740.0011 European War 1939/31369: Telegram
The Chargé in the Soviet Union (Hamilton) to the Secretary of State
[Received October 1—11:20 a.m.]
1503. Personal for the Secretary. The British Ambassador asked to see me this afternoon and outlined to me a telegram which he is sending Eden commenting on the Soviet Government’s reply to the suggestions put forth by the British Government as to an agenda for the forthcoming three-power conference. The British Ambassador showed me the Soviet Government’s reply to the British Government which corresponds to statements contained in Soviet Government’s reply to the American Government,40 of which Molotov sent me a [Page 536] copy. The British Ambassador is stating to his Government that at first blush the Soviet Government’s emphasis on discussing the question of the second front might create an impression that the Soviet Government wishes to cause the plan for the conference to be abandoned but that he does not feel that this is an accurate interpretation of Soviet reply. He feels that the Soviet Government will insist on discussion of the second front issue; that the discussion will be preparatory to the meeting later of the Heads of Government; that the British Government should be prepared to discuss the issue at the forthcoming meeting of Foreign Ministers; and that the best way to do this will be for the British Government to augment the military representation on its delegation so that such representatives may set forth fully the factors which are in the judgment of their Government pertinent to the issue.

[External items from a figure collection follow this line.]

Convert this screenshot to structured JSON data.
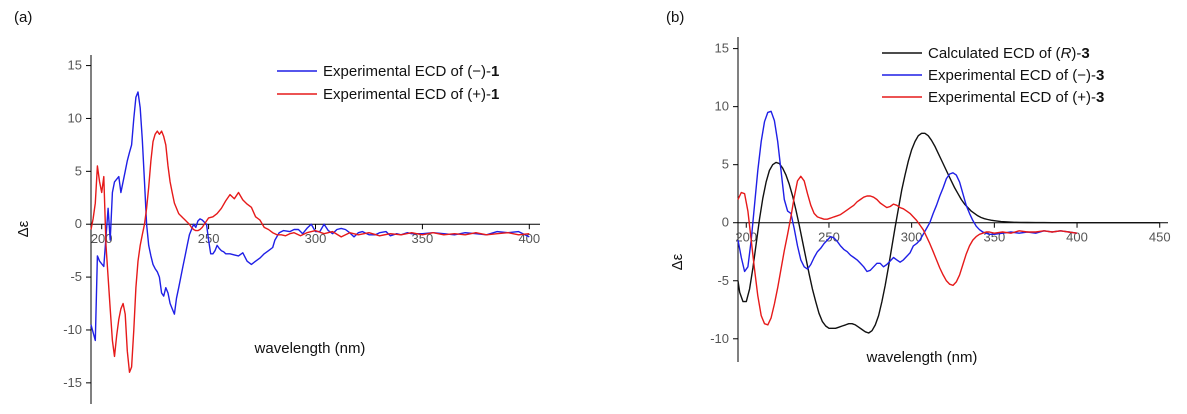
{
  "chart_data": [
    {
      "type": "line",
      "panel_label": "(a)",
      "xlabel": "wavelength (nm)",
      "ylabel": "Δε",
      "xlim": [
        195,
        405
      ],
      "ylim": [
        -17,
        16
      ],
      "xticks": [
        200,
        250,
        300,
        350,
        400
      ],
      "yticks": [
        15,
        10,
        5,
        0,
        -5,
        -10,
        -15
      ],
      "grid": false,
      "legend_position": "top-right",
      "series": [
        {
          "legend": [
            "Experimental ECD of (−)-",
            "1"
          ],
          "color": "#1f1fe6",
          "x": [
            195,
            197,
            198,
            199,
            201,
            203,
            204,
            205,
            206,
            208,
            209,
            211,
            212,
            213,
            214,
            215,
            216,
            217,
            218,
            219,
            220,
            221,
            222,
            223,
            224,
            225,
            226,
            227,
            228,
            229,
            230,
            231,
            232,
            233,
            234,
            235,
            236,
            237,
            238,
            239,
            240,
            241,
            242,
            243,
            244,
            245,
            246,
            247,
            248,
            249,
            250,
            251,
            252,
            253,
            254,
            255,
            256,
            257,
            258,
            260,
            262,
            264,
            266,
            268,
            270,
            272,
            274,
            276,
            278,
            280,
            281,
            283,
            285,
            288,
            290,
            292,
            294,
            296,
            298,
            300,
            302,
            304,
            306,
            308,
            310,
            312,
            314,
            316,
            318,
            320,
            322,
            325,
            328,
            330,
            333,
            335,
            338,
            340,
            343,
            345,
            350,
            355,
            360,
            365,
            370,
            375,
            380,
            385,
            390,
            395,
            400
          ],
          "y": [
            -9.5,
            -11.0,
            -3.0,
            -3.5,
            -4.0,
            1.5,
            -1.5,
            3.0,
            4.0,
            4.5,
            3.0,
            5.0,
            6.0,
            6.8,
            7.5,
            10.0,
            12.0,
            12.5,
            11.0,
            8.0,
            4.0,
            0.0,
            -2.0,
            -3.0,
            -3.8,
            -4.2,
            -4.5,
            -5.0,
            -6.5,
            -6.8,
            -6.0,
            -6.5,
            -7.5,
            -8.0,
            -8.5,
            -7.0,
            -6.0,
            -5.0,
            -4.0,
            -3.0,
            -2.0,
            -1.0,
            -0.5,
            0.0,
            -0.3,
            0.3,
            0.5,
            0.4,
            0.2,
            0.0,
            -1.5,
            -2.8,
            -2.8,
            -2.5,
            -2.0,
            -2.3,
            -2.5,
            -2.6,
            -2.8,
            -2.8,
            -2.9,
            -3.0,
            -2.7,
            -3.5,
            -3.8,
            -3.5,
            -3.2,
            -2.8,
            -2.5,
            -2.2,
            -1.5,
            -0.8,
            -0.6,
            -0.7,
            -0.5,
            -0.5,
            -0.9,
            -0.4,
            0.0,
            -0.7,
            -0.7,
            0.0,
            -0.6,
            -0.9,
            -0.5,
            -0.4,
            -0.5,
            -0.8,
            -1.2,
            -0.8,
            -0.7,
            -1.0,
            -1.0,
            -0.8,
            -0.7,
            -1.1,
            -0.9,
            -1.0,
            -0.8,
            -0.9,
            -0.9,
            -0.8,
            -0.9,
            -1.0,
            -0.8,
            -0.9,
            -1.0,
            -0.7,
            -0.8,
            -0.7,
            -1.2
          ]
        },
        {
          "legend": [
            "Experimental ECD of (+)-",
            "1"
          ],
          "color": "#e61a1a",
          "x": [
            195,
            196,
            197,
            198,
            199,
            200,
            201,
            202,
            203,
            204,
            205,
            206,
            207,
            208,
            209,
            210,
            211,
            212,
            213,
            214,
            215,
            216,
            217,
            218,
            219,
            220,
            221,
            222,
            223,
            224,
            225,
            226,
            227,
            228,
            229,
            230,
            231,
            232,
            233,
            234,
            235,
            236,
            237,
            238,
            239,
            240,
            241,
            242,
            243,
            244,
            245,
            246,
            247,
            248,
            249,
            250,
            252,
            254,
            256,
            258,
            260,
            262,
            264,
            266,
            268,
            270,
            272,
            274,
            276,
            278,
            280,
            282,
            284,
            286,
            288,
            290,
            293,
            296,
            300,
            304,
            308,
            312,
            316,
            320,
            325,
            330,
            335,
            340,
            345,
            350,
            355,
            360,
            365,
            370,
            375,
            380,
            385,
            390,
            395,
            400
          ],
          "y": [
            -0.5,
            0.5,
            2.0,
            5.5,
            4.0,
            3.0,
            4.5,
            -2.0,
            -5.0,
            -8.0,
            -11.0,
            -12.5,
            -10.5,
            -9.0,
            -8.0,
            -7.5,
            -8.5,
            -12.0,
            -14.0,
            -13.5,
            -10.0,
            -6.0,
            -3.5,
            -2.0,
            -1.0,
            0.0,
            1.5,
            3.5,
            6.0,
            7.8,
            8.5,
            8.8,
            8.5,
            8.8,
            8.3,
            7.5,
            5.5,
            4.0,
            3.0,
            2.0,
            1.5,
            1.0,
            0.8,
            0.6,
            0.4,
            0.2,
            0.0,
            -0.3,
            -0.5,
            -0.6,
            -0.6,
            -0.5,
            -0.3,
            0.0,
            0.3,
            0.6,
            0.7,
            1.0,
            1.5,
            2.2,
            2.8,
            2.4,
            3.0,
            2.3,
            1.9,
            1.6,
            0.7,
            0.4,
            -0.3,
            -0.5,
            -0.8,
            -1.0,
            -1.0,
            -1.1,
            -0.9,
            -0.8,
            -1.1,
            -0.8,
            -0.6,
            -0.9,
            -0.7,
            -1.2,
            -0.8,
            -1.0,
            -0.8,
            -1.1,
            -0.9,
            -1.0,
            -0.8,
            -1.0,
            -0.8,
            -1.0,
            -0.9,
            -1.0,
            -0.8,
            -1.0,
            -0.9,
            -0.8,
            -1.0,
            -0.9
          ]
        }
      ]
    },
    {
      "type": "line",
      "panel_label": "(b)",
      "xlabel": "wavelength (nm)",
      "ylabel": "Δε",
      "xlim": [
        195,
        455
      ],
      "ylim": [
        -12,
        16
      ],
      "xticks": [
        200,
        250,
        300,
        350,
        400,
        450
      ],
      "yticks": [
        15,
        10,
        5,
        0,
        -5,
        -10
      ],
      "grid": false,
      "legend_position": "top-right",
      "series": [
        {
          "legend": [
            "Calculated ECD of (",
            "R",
            ")-",
            "3"
          ],
          "color": "#111111",
          "x": [
            195,
            196,
            198,
            200,
            202,
            204,
            206,
            208,
            210,
            212,
            214,
            216,
            218,
            220,
            222,
            224,
            226,
            228,
            230,
            232,
            234,
            236,
            238,
            240,
            242,
            244,
            246,
            248,
            250,
            252,
            254,
            256,
            258,
            260,
            262,
            264,
            266,
            268,
            270,
            272,
            274,
            276,
            278,
            280,
            282,
            284,
            286,
            288,
            290,
            292,
            294,
            296,
            298,
            300,
            302,
            304,
            306,
            308,
            310,
            312,
            314,
            316,
            318,
            320,
            322,
            324,
            326,
            328,
            330,
            332,
            334,
            336,
            338,
            340,
            342,
            344,
            346,
            348,
            350,
            354,
            358,
            362,
            366,
            370,
            375,
            380,
            385,
            390,
            395,
            400,
            410,
            420,
            430,
            440,
            450
          ],
          "y": [
            -5.0,
            -6.0,
            -6.8,
            -6.8,
            -5.7,
            -3.9,
            -1.8,
            0.3,
            2.1,
            3.5,
            4.5,
            5.0,
            5.2,
            5.1,
            4.7,
            4.1,
            3.3,
            2.3,
            1.1,
            -0.2,
            -1.6,
            -3.0,
            -4.4,
            -5.7,
            -6.8,
            -7.8,
            -8.5,
            -8.9,
            -9.1,
            -9.1,
            -9.1,
            -9.0,
            -8.9,
            -8.8,
            -8.7,
            -8.7,
            -8.8,
            -9.0,
            -9.2,
            -9.4,
            -9.5,
            -9.3,
            -8.8,
            -8.0,
            -6.8,
            -5.4,
            -3.8,
            -2.1,
            -0.4,
            1.2,
            2.8,
            4.1,
            5.3,
            6.3,
            7.0,
            7.5,
            7.7,
            7.7,
            7.5,
            7.1,
            6.6,
            6.0,
            5.4,
            4.8,
            4.2,
            3.6,
            3.0,
            2.5,
            2.0,
            1.6,
            1.3,
            1.0,
            0.8,
            0.6,
            0.45,
            0.35,
            0.28,
            0.22,
            0.17,
            0.1,
            0.06,
            0.04,
            0.03,
            0.02,
            0.01,
            0.01,
            0.0,
            0.0,
            0.0,
            0.0,
            0.0,
            0.0,
            0.0,
            0.0,
            0.0
          ]
        },
        {
          "legend": [
            "Experimental ECD of (−)-",
            "3"
          ],
          "color": "#1f1fe6",
          "x": [
            195,
            197,
            199,
            201,
            203,
            205,
            207,
            209,
            211,
            213,
            215,
            217,
            219,
            221,
            223,
            225,
            227,
            229,
            231,
            233,
            235,
            237,
            239,
            241,
            243,
            245,
            247,
            249,
            251,
            253,
            255,
            257,
            259,
            261,
            263,
            265,
            267,
            269,
            271,
            273,
            275,
            277,
            279,
            281,
            283,
            285,
            287,
            289,
            291,
            293,
            295,
            297,
            299,
            301,
            303,
            305,
            307,
            309,
            311,
            313,
            315,
            317,
            319,
            321,
            323,
            325,
            327,
            329,
            331,
            333,
            335,
            337,
            339,
            341,
            343,
            345,
            347,
            350,
            355,
            360,
            365,
            370,
            375,
            380,
            385,
            390,
            395,
            400
          ],
          "y": [
            -1.5,
            -3.0,
            -4.2,
            -3.8,
            -1.5,
            1.5,
            4.5,
            7.0,
            8.7,
            9.5,
            9.6,
            8.8,
            7.0,
            4.5,
            2.0,
            1.0,
            0.8,
            -0.5,
            -2.0,
            -3.2,
            -3.8,
            -4.0,
            -3.6,
            -3.0,
            -2.5,
            -2.2,
            -1.8,
            -1.5,
            -1.2,
            -1.3,
            -1.6,
            -2.0,
            -2.3,
            -2.5,
            -2.8,
            -3.0,
            -3.2,
            -3.5,
            -3.8,
            -4.2,
            -4.1,
            -3.8,
            -3.5,
            -3.5,
            -3.8,
            -3.6,
            -3.3,
            -3.0,
            -3.2,
            -3.4,
            -3.2,
            -2.9,
            -2.6,
            -2.0,
            -1.8,
            -1.5,
            -1.0,
            -0.5,
            0.0,
            0.8,
            1.5,
            2.3,
            3.0,
            3.8,
            4.2,
            4.3,
            4.1,
            3.5,
            2.5,
            1.5,
            0.8,
            0.2,
            -0.3,
            -0.6,
            -0.8,
            -0.9,
            -1.0,
            -1.0,
            -0.9,
            -0.8,
            -0.9,
            -0.8,
            -0.9,
            -0.7,
            -0.8,
            -0.7,
            -0.8,
            -0.9
          ]
        },
        {
          "legend": [
            "Experimental ECD of (+)-",
            "3"
          ],
          "color": "#e61a1a",
          "x": [
            195,
            197,
            199,
            201,
            203,
            205,
            207,
            209,
            211,
            213,
            215,
            217,
            219,
            221,
            223,
            225,
            227,
            229,
            231,
            233,
            235,
            237,
            239,
            241,
            243,
            245,
            247,
            249,
            251,
            253,
            255,
            257,
            259,
            261,
            263,
            265,
            267,
            269,
            271,
            273,
            275,
            277,
            279,
            281,
            283,
            285,
            287,
            289,
            291,
            293,
            295,
            297,
            299,
            301,
            303,
            305,
            307,
            309,
            311,
            313,
            315,
            317,
            319,
            321,
            323,
            325,
            327,
            329,
            331,
            333,
            335,
            337,
            339,
            341,
            343,
            345,
            347,
            350,
            355,
            360,
            365,
            370,
            375,
            380,
            385,
            390,
            395,
            400
          ],
          "y": [
            2.0,
            2.6,
            2.5,
            1.0,
            -1.5,
            -4.0,
            -6.3,
            -8.0,
            -8.7,
            -8.8,
            -8.2,
            -7.0,
            -5.6,
            -4.0,
            -2.4,
            -1.0,
            0.5,
            2.2,
            3.6,
            4.0,
            3.6,
            2.5,
            1.5,
            0.8,
            0.5,
            0.4,
            0.3,
            0.3,
            0.4,
            0.5,
            0.6,
            0.7,
            0.9,
            1.1,
            1.3,
            1.5,
            1.8,
            2.0,
            2.2,
            2.3,
            2.3,
            2.2,
            2.0,
            1.7,
            1.5,
            1.3,
            1.4,
            1.6,
            1.5,
            1.3,
            1.2,
            1.0,
            0.8,
            0.5,
            0.2,
            -0.2,
            -0.6,
            -1.2,
            -1.8,
            -2.5,
            -3.2,
            -3.9,
            -4.5,
            -5.0,
            -5.3,
            -5.4,
            -5.1,
            -4.5,
            -3.6,
            -2.7,
            -2.0,
            -1.5,
            -1.2,
            -1.0,
            -0.9,
            -0.8,
            -0.8,
            -0.9,
            -0.8,
            -0.9,
            -0.7,
            -0.8,
            -0.8,
            -0.7,
            -0.8,
            -0.7,
            -0.8,
            -0.9
          ]
        }
      ]
    }
  ]
}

With regard to the Soviet Government’s request of the British Government that it put forth definite proposals for the implementation of suggested topics which the British Government has listed in its proposed agenda, the British Ambassador is recommending to his Government that it reply that in view of the shortness of time it may not be practicable to evolve precise proposals on all subjects but that the British Government will do the best it can. The British Ambassador stated that he had in mind recommending also that his Government suggest to the Soviet Government that it would be helpful if the Soviet Government would state what proposals it had in mind on the various subjects mentioned by the British Government. The British Ambassador is also suggesting that his Government might point out to the Soviet Government that the basic idea of the conference is to have a round-table discussion and interchange of views with the objective of working out common solutions to various problems in which all three of the Governments are concerned.

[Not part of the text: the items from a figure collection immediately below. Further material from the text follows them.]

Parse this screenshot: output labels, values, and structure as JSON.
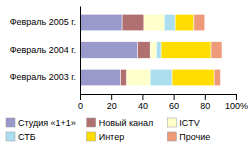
{
  "chart_data": {
    "type": "bar",
    "orientation": "horizontal",
    "stacked": true,
    "categories": [
      "Февраль 2005 г.",
      "Февраль 2004 г.",
      "Февраль 2003 г."
    ],
    "series": [
      {
        "name": "Студия «1+1»",
        "color": "#9999cc",
        "values": [
          27,
          37,
          26
        ]
      },
      {
        "name": "Новый канал",
        "color": "#b07070",
        "values": [
          14,
          8,
          4
        ]
      },
      {
        "name": "ICTV",
        "color": "#ffffcc",
        "values": [
          13,
          4,
          15
        ]
      },
      {
        "name": "СТБ",
        "color": "#aaddee",
        "values": [
          7,
          3,
          14
        ]
      },
      {
        "name": "Интер",
        "color": "#ffdd00",
        "values": [
          12,
          32,
          27
        ]
      },
      {
        "name": "Прочие",
        "color": "#ee9977",
        "values": [
          7,
          7,
          4
        ]
      }
    ],
    "xlim": [
      0,
      100
    ],
    "xticks": [
      0,
      20,
      40,
      60,
      80,
      {
        "value": 100,
        "label": "100%"
      }
    ],
    "legend": "bottom"
  }
}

In reply to the British Ambassador’s inquiry, I said that my initial reaction was that the Soviet Government should be informed that the second front issue did not properly fall within the scope of the forthcoming conference but that on further consideration it seemed to me that the British Ambassador’s suggestions were sound. I added that obviously we did not wish to encourage any false hope in the mind of the Soviet Government in reference to any decisions which our Governments might take or might have taken but that the best way of attempting to convince the Soviet Government of the soundness of our position would be to have a full and frank discussion of the matter.